Le Gouvernement des États-Unis a confirmé qu’il n’envisageait pas, pour le moment, de retirer le Président Gustavo Petro de la liste de l’OFAC, dite liste Clinton, ni restaurer votre visa pour entrer dans ce pays. Cette position a été exposée lors d’une audition au Congrès américain, au cours de laquelle des responsables du Département d’État ont répondu à des questions sur la politique de Washington à l’égard des États-Unis. Président colombien.
La réponse est venue après que la députée républicaine María Elvira Salazar a demandé si la Maison Blanche avait donné des instructions pour revoir le projet de loi. sanctions imposées à Petro. Représentant le Département d’État, le sous-secrétaire adjoint pour l’Amérique du Sud, Luis Méndez, a répondu qu’actuellement Il n’existe aucune décision visant à modifier ces mesures.

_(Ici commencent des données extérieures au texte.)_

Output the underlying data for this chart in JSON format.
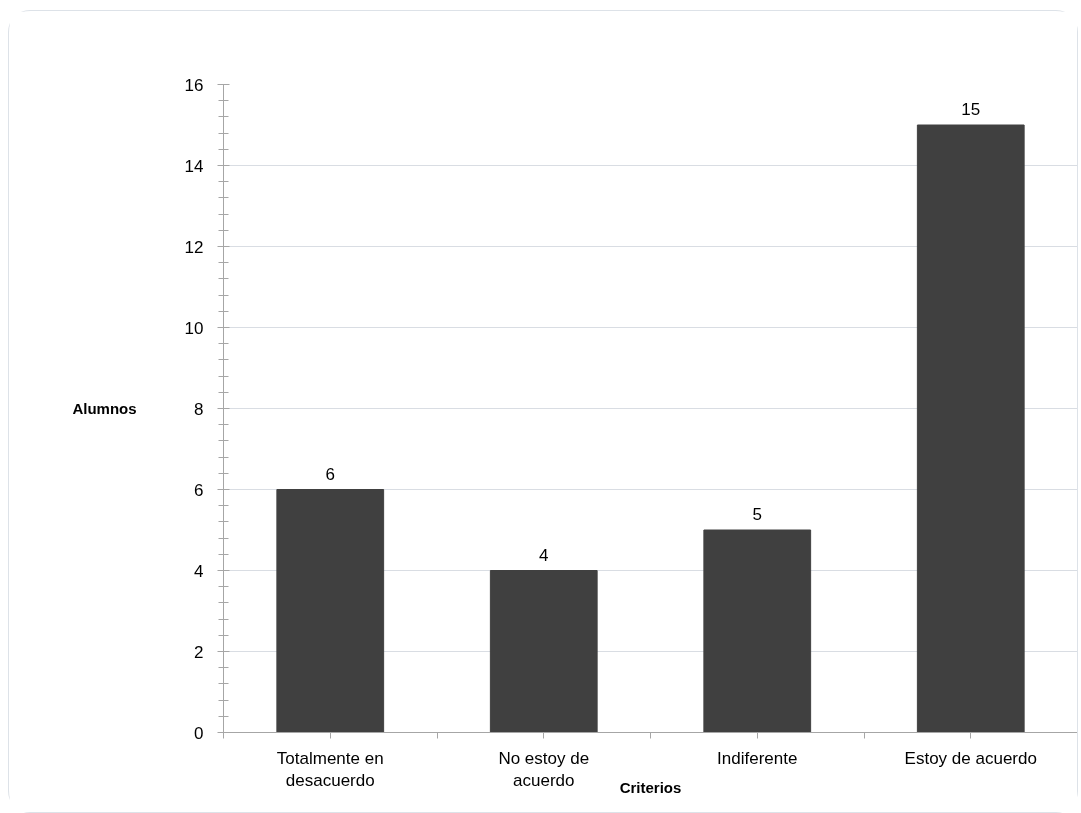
{
  "chart_data": {
    "type": "bar",
    "xlabel": "Criterios",
    "ylabel": "Alumnos",
    "categories": [
      "Totalmente en desacuerdo",
      "No estoy de acuerdo",
      "Indiferente",
      "Estoy de acuerdo"
    ],
    "values": [
      6,
      4,
      5,
      15
    ],
    "color": "#404040",
    "ylim": [
      0,
      16
    ],
    "yticks": [
      0,
      2,
      4,
      6,
      8,
      10,
      12,
      14,
      16
    ],
    "grid": "y",
    "data_labels": true
  }
}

Washington maintient ses restrictions contre Petro
Au cours de l’audience, Méndez a expliqué que les sanctions restent en vigueur car, du point de vue du gouvernement américain, les politiques antidrogue mises en œuvre sous l’administration de Gustavo Petro ont favorisé l’augmentation des cultures de coca et de la production de cocaïne, avec des conséquences qui affectent également les États-Unis.
Le responsable a indiqué qu’un éventuel réexamen dépendrait des circonstances qui ont motivé la disparition de la décision initiale. Il a toutefois précisé que L’administration des sanctions correspond à la Direction du Trésor, responsable de la gestion de la liste OFAC, afin que cette détermination ne dépende pas directement du Département d’État.
La position contraste avec ce qu’a dit Petro.
Ces déclarations surviennent quelques semaines après que le président colombien ait affirmé avoir eu une conversation téléphonique avec Donald Trump le 3 juillet. Selon Petro, au cours de ce dialogue demandé de l’aide pour sortir de la liste des sanctions et a assuré que le président américain s’est montré disposé à revoir la question de la liste de l’OFAC.
Cependant, la réponse désormais fournie par le Département d’État montre clairement que, jusqu’à présent, La politique officielle de Washington reste inchangée. Les sanctions, imposées en octobre 2025, restent en vigueur et incluent le blocage d’actifs sous juridiction américaine, restrictions sur la réalisation de transactions avec les citoyens ou des entreprises de ce pays et la révocation du visa présidentiel.
Dans cette même décision, ils ont également été inclus Verónica Alcocer, Nicolás Petro et Armando Benedetti. Tant qu’il n’y aura pas de nouvelle détermination de la part des autorités américaines, les mesures continueront à s’appliquer au président colombien et aux autres personnes sanctionnées.